Experts have noted that the Republican strategy after 2010 was to use the decennial process of redistricting to fortify as many of the 87 freshmen as possible for the 2012 races. Rather than trying to seek large gains, Boehner's team worked with GOP-controlled state legislatures, which draw district maps, to shore up those freshmen in new districts.
Of the more than 80 Republican freshmen standing for reelection, more than half had been reelected by late Tuesday.

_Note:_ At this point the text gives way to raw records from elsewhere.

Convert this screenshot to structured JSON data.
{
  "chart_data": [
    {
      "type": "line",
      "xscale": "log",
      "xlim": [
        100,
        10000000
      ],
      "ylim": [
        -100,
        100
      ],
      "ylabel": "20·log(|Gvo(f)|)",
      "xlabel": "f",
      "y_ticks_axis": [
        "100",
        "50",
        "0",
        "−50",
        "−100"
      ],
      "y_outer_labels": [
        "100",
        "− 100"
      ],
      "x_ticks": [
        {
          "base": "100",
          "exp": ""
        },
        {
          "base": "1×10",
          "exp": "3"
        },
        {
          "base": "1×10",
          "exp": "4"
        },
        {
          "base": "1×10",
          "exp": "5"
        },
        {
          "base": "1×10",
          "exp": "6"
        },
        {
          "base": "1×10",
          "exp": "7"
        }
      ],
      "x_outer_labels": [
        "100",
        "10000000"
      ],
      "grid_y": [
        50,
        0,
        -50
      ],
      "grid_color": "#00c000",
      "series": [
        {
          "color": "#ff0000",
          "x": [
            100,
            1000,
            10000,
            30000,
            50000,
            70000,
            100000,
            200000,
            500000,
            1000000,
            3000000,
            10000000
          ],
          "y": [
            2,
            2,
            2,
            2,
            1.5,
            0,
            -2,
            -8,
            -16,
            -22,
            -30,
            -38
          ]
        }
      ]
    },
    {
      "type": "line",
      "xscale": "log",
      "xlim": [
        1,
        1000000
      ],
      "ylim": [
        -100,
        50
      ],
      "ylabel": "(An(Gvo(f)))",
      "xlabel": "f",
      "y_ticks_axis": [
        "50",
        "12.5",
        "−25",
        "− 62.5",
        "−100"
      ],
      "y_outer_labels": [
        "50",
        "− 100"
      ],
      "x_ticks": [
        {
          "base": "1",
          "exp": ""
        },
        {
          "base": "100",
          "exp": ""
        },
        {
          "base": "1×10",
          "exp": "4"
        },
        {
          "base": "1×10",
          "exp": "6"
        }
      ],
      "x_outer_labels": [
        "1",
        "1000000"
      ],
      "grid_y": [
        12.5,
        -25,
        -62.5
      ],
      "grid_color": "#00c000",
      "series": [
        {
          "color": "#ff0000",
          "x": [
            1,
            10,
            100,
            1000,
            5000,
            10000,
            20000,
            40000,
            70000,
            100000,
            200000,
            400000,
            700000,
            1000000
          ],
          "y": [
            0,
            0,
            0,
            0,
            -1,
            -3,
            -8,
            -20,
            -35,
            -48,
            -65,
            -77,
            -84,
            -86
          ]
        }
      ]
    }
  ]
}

Both parties hoped to notch several historical firsts in the election. In the North Shore of Massachusetts, former state senator Richard Tisei was in a tight race against a veteran, scandal-plagued incumbent in his bid to become the first Republican to win as an openly gay candidate. With more than 50 percent of the vote counted, Rep. John Tierney, D, led Tisei by less than 4,000 votes. In Utah, Mia Love, the mayor of Saratoga Springs, was in a tossup race with Rep. Jim Matheson in her effort to become the first black Republican woman elected to Congress. In Hawaii, Democrat Tulsi Gabbard was the favorite to win an open seat and become the first Hindu-American in Congress.
Gabbard's expected victory is part of the continuing diversification of House Democrats that most believe will leave their caucus of close to 200 members with a majority of women and minorities. If that occurs, it will be the first time in history that a House or Senate party caucus does not have a white male majority.